Força dissidente, por muitos anos condenado a um papel marginal, o cinema de vanguarda, tantas vezes chamado de cinema do underground, parece sair hoje do gueto a que havia sido confinado. É cedo para fazer uma análise mais aprofundada: por um lado, novos críticos e historiadores (toda uma nova cinefilia) se ocupam de tirar o cinema de vanguarda das notas de pé de página das histórias do cinema; por outro, os filmes de vanguarda ganham, na internet, um público infinitamente maior do que jamais teve. Mais do que isso, é ao próprio espírito da época que o cinema de vanguarda parece se adequar: ao espírito “do it yourself” dos filminhos de you tube e a uma era marcada pela imbricação crescente entre cinema e arte contemporânea (a anexação do cinema ao museu de arte contemporânea da qual nos dá conta Jacques Aumont) – a ponto de cineastas de vanguarda, como Peter Kubelka, poderem finalmente ver realizada, hoje em dia, a sua velha reivindicação de ter os seus filmes exibidos em museus, como obras de arte que sempre foram.

Peter Weibel talvez levasse essa análise um pouco mais longe: para ele, um novo (neuro)cinema da era digital anda se configurando sob um princípio original do cinema que a indústria cinematográfica renegou, mas a vanguarda sempre salvaguardou: a concepção do cinematógrafo como máquina de percepção capaz de reinventar o mundo. A determinada altura, no final do século 19, a incipiente técnica do cinema, fruto de um conjunto de pesquisas e invenções da época, tornou-se refém dos interesses da indústria e dos ministérios da guerra (âmbito no qual se desenvolveram as pesquisas de Marey e Muybrigde), passando a se inscrever no contexto da taylorização do trabalho, da racionalização do movimento e disciplinarização do corpo. O cinema se reduziria, assim, a uma máquina de simulação e percepção do movimento. “O modo como hoje conhecemos o cinema”, diz Weibel, “é na realidade uma redução do princípio vigente no século 19, que começou por investigar máquinas de visão, mas terminou reduzindo-as a máquinas de movimento – é o ponto em que entra a indústria da imagem em movimento com seus motion pictures. Só o cinema de vanguarda dos anos 20, 50 e 60 logrou manter a intenção original de se criar máquinas de visão”.

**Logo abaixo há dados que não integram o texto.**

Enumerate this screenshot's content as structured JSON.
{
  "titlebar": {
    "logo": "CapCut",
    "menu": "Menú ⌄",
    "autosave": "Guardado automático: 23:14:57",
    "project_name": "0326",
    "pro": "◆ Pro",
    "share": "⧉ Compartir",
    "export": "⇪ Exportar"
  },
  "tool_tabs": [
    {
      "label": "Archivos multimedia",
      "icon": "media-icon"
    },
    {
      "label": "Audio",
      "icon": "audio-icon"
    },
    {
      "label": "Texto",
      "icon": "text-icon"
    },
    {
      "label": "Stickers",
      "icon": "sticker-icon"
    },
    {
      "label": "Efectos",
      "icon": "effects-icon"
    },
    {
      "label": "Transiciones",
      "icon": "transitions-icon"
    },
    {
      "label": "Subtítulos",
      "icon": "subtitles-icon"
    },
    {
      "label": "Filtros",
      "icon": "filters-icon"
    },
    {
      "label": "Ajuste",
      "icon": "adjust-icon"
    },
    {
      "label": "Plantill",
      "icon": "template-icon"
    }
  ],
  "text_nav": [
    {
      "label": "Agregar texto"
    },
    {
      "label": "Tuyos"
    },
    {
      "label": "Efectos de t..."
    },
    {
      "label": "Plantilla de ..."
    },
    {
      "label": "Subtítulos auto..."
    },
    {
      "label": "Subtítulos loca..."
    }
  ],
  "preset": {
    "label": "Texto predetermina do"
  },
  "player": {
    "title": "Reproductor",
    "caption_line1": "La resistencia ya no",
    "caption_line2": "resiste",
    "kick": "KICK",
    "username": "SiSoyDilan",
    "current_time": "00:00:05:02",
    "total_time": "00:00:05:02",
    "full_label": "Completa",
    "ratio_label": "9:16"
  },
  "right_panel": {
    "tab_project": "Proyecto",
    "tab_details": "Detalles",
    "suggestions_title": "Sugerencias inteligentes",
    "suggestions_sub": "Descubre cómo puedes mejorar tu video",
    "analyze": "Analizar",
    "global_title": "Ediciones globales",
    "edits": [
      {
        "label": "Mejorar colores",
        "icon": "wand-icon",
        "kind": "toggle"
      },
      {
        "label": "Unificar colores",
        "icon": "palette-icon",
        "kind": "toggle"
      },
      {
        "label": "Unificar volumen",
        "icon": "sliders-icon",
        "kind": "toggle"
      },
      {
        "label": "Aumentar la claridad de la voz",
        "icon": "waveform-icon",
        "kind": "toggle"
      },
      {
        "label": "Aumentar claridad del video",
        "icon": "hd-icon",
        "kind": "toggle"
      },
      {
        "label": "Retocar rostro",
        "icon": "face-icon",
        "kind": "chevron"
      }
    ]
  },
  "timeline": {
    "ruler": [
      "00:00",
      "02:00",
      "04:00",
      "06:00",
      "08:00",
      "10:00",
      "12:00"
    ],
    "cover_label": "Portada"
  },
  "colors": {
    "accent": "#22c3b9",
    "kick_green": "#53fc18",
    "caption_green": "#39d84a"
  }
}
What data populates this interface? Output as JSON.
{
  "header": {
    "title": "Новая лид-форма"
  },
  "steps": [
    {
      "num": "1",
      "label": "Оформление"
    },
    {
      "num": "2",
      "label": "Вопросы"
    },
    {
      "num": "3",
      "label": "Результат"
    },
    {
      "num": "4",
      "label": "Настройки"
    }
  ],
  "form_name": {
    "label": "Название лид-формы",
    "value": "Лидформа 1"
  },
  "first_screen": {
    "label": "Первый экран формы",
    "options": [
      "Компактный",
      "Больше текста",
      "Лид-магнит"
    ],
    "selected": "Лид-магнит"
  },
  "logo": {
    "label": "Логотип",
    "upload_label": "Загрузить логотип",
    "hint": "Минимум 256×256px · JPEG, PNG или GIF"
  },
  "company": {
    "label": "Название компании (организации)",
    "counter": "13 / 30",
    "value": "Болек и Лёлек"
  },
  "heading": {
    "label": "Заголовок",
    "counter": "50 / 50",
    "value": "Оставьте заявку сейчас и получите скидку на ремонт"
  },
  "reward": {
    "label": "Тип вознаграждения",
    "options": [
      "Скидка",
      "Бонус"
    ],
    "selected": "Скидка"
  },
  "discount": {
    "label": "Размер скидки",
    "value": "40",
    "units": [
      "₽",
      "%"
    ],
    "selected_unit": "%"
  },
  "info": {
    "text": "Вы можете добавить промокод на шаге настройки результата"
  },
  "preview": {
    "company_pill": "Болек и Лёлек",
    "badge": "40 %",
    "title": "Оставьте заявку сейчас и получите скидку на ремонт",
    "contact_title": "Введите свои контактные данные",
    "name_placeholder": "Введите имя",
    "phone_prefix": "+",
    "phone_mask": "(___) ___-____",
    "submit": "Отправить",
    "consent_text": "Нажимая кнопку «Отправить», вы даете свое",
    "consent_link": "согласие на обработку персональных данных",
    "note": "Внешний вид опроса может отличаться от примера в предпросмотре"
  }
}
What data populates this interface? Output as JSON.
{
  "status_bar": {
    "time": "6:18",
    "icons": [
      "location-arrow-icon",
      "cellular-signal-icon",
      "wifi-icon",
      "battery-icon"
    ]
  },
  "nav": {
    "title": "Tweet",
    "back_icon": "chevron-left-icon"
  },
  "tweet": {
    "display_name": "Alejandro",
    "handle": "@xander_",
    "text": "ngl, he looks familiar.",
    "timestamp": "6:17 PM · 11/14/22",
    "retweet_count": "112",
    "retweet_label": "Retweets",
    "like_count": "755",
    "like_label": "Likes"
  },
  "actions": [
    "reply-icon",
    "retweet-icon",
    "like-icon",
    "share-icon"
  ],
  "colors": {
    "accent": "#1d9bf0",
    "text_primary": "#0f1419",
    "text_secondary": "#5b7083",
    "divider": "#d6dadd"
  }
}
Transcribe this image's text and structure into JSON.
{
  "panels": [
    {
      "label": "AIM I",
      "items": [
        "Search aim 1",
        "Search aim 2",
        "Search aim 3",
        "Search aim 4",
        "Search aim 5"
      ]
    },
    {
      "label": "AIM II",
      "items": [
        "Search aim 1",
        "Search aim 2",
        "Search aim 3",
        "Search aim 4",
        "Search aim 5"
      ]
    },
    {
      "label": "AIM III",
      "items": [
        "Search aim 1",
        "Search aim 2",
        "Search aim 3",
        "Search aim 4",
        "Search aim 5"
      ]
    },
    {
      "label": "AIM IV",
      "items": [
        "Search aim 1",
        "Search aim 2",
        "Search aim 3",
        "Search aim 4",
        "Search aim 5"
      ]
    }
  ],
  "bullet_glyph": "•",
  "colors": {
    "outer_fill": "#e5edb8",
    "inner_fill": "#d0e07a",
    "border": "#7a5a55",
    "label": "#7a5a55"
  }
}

O cinema de vanguarda se define, portanto, por restituir uma técnica, ela própria corrompida em seu nascedouro pelos interesses da indústria, a seu princípio original. Parido como instrumento de domesticação, o cinema retoma, em sua vanguarda, o duplo potencial científico-artístico que estava em sua origem.“Toda técnica, toda lógica pode ser subvertida e voltada contra suas próprias determinações”, escreve Nicole Brenez em seu livreto sobre os cinemas avant-garde. “O cinema de vanguarda não se define por sua origem econômica, nem por sua plataforma doutrinária, nem por uma estética particular: ele subverte uma tecnologia nascida de necessidades militares e industriais para inscrevê-la em uma dinâmica de emancipação”.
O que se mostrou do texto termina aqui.